Un débat familier refait surface autour de Cloudflare, le réseau de diffusion de contenu qui propose un service gratuit permettant de protéger les sites Web contre les attaques par déni de service en masquant leurs hôtes : Cloudflare est-il un bastion de la liberté d’expression ou un facilitateur du spam, de la diffusion de malware, du harcèlement et des attaques DDoS qu’il prétend bloquer ?
La controverse n’est pas nouvelle pour Cloudflare, un opérateur de réseau qui a souvent adopté une approche laxiste en matière de modération du volume immense de trafic circulant à travers son infrastructure. Avec Cloudflare aidant à diffuser 16 pour cent du trafic Internet mondial, traitant 57 millions de requêtes web par seconde, et servant entre 7,6 millions et 15,7 millions de sites Web actifs, sa décision de servir presque tous les acteurs, indépendamment de leur comportement, a été sujette à de vifs désaccords. De nombreux défenseurs de la liberté d’expression et de la neutralité d’Internet applaudissent cette posture, tandis que ceux qui luttent contre la criminalité et le harcèlement en ligne la considèrent comme problématique.
Neutralité du contenu ou facilitation des abus ?

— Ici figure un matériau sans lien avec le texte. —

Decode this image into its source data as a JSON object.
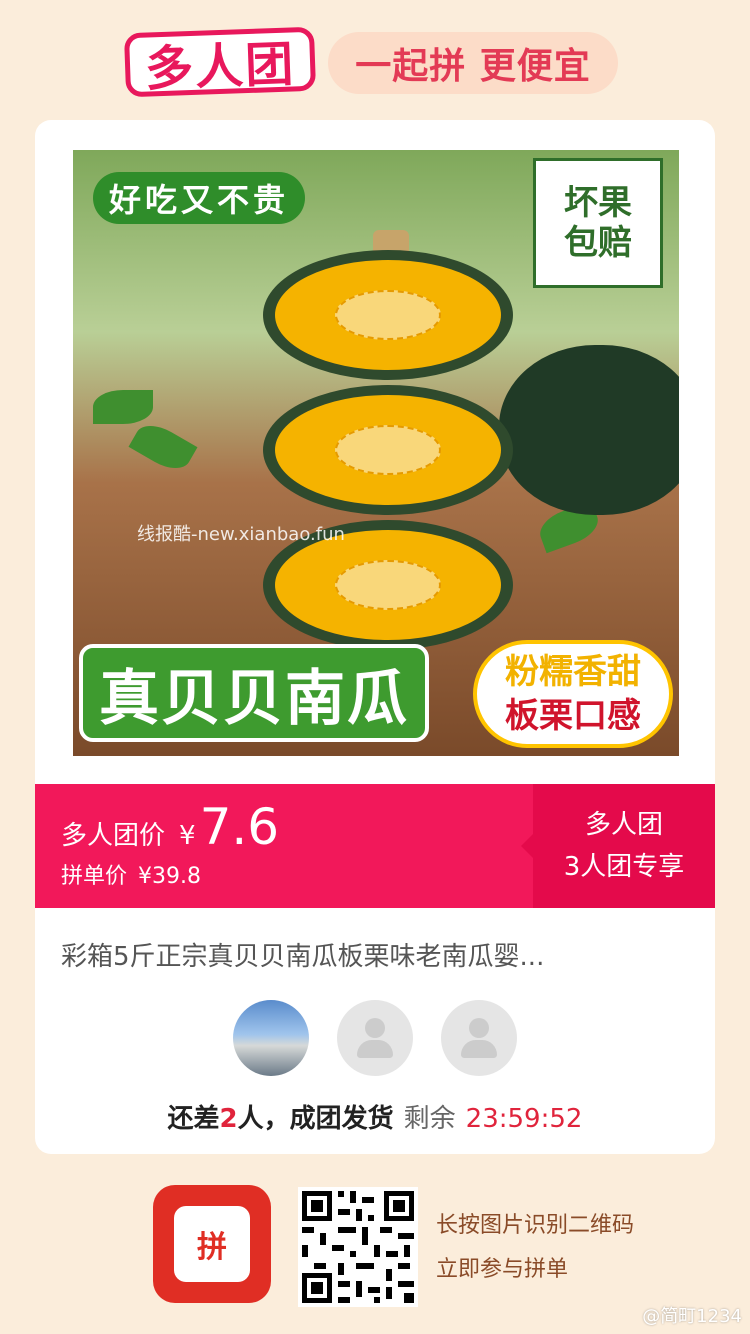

Spamhaus—une organisation à but non lucratif fournissant des listes de blocage pour freiner l’expansion du spam, du phishing, des malwares et des botnets—est devenue la dernière à critiquer Cloudflare. Mardi, le projet a indiqué que Cloudflare fournissait des services pour 10 % des domaines figurant sur sa liste de blocage et, jusqu’à présent, dessert des sites faisant l’objet de plus de 1 200 plaintes non résolues concernant des abus.
Le message de Spamhaus a souligné à quel point il est facile et courant de trouver des sites web protégés par Cloudflare qui font ouvertement la promotion de services tels que l’hébergement à toute épreuve pour les cybercriminels.
« Depuis des années, Spamhaus a observé des activités abusives facilitées par les divers services de Cloudflare », ont écrit des membres de Spamhaus. « Les cybercriminels ont exploité ces services légitimes pour masquer leurs activités et renforcer leurs opérations malveillantes, une tactique référencée sous le terme living off trusted services (LOTS). »
Cloudflare a toujours soutenu qu’il n’est pas en mesure de modérer ou de surveiller le contenu ou le comportement des personnes utilisant ses services de “passage”, qui utilisent simplement le vaste réseau de Cloudflare pour faciliter la livraison et prévenir les pannes causées par des DDoS. Contrairement à un hébergeur, la société ne stocke pas le contenu, et contrairement aux sites médiatiques et aux moteurs de recherche, elle ne doit pas être tenue responsable d’analyser les rapports d’abus.
« Tout le monde bénéficie d’une infrastructure Internet bien fonctionnelle, tout comme d’autres infrastructures physiques, et nous croyons que les services d’infrastructure devraient généralement être offerts de manière neutre en matière de contenu », déclare la page de politique d’abus de Cloudflare. « Cela est particulièrement vrai pour les services protégeant les utilisateurs et les clients contre les cyberattaques. »
Cette politique a irrité les critiques, qui affirment qu’elle décharge Cloudflare de la responsabilité qu’il assume en rendant le contenu et les services nuisibles facilement accessibles. Un bon exemple est Brian Krebs, le journaliste de sécurité derrière KrebsOnSecurity. En 2016, son site s’est effondré, et c’était à l’époque l’une des plus grandes attaques DDoS de l’histoire. Lorsque Cloudflare a proposé à Krebs une protection gratuite peu après le début des attaques, le journaliste a décliné cette offre.
« Cette attaque DDoS a eu lieu peu de temps après que j’ai passé beaucoup, beaucoup de mois à écrire sur les services DDoS à la demande et combien d’entre eux étaient concentrés sur Cloudflare, puis je me fais frapper par la plus grande attaque DDoS que l’Internet ait jamais connue », a déclaré Krebs à LesNews. « J’étais vraiment reconnaissant pour cette offre. C’était une période difficile. En y réfléchissant, j’ai décidé que leur tolérance envers les services DDoS à la demande sur leur propre site me faisait vraiment hésiter. À ce moment-là, je ne savais même pas qui m’avait attaqué ou ce qui m’avait frappé. Il n’était pas clair pour moi s’ils faisaient partie du problème ou de la solution. »
Personnellement, je trouve fascinant de suivre l’évolution de ces débats autour de la responsabilité des plateformes, surtout dans un monde numérique où le bon et le mauvais peuvent être étroitement entremêlés. Il est essentiel que nous, en tant qu’internautes, restions vigilants sur les pratiques des entreprises comme Cloudflare et leur impact sur la sécurité et la liberté d’expression sur le web.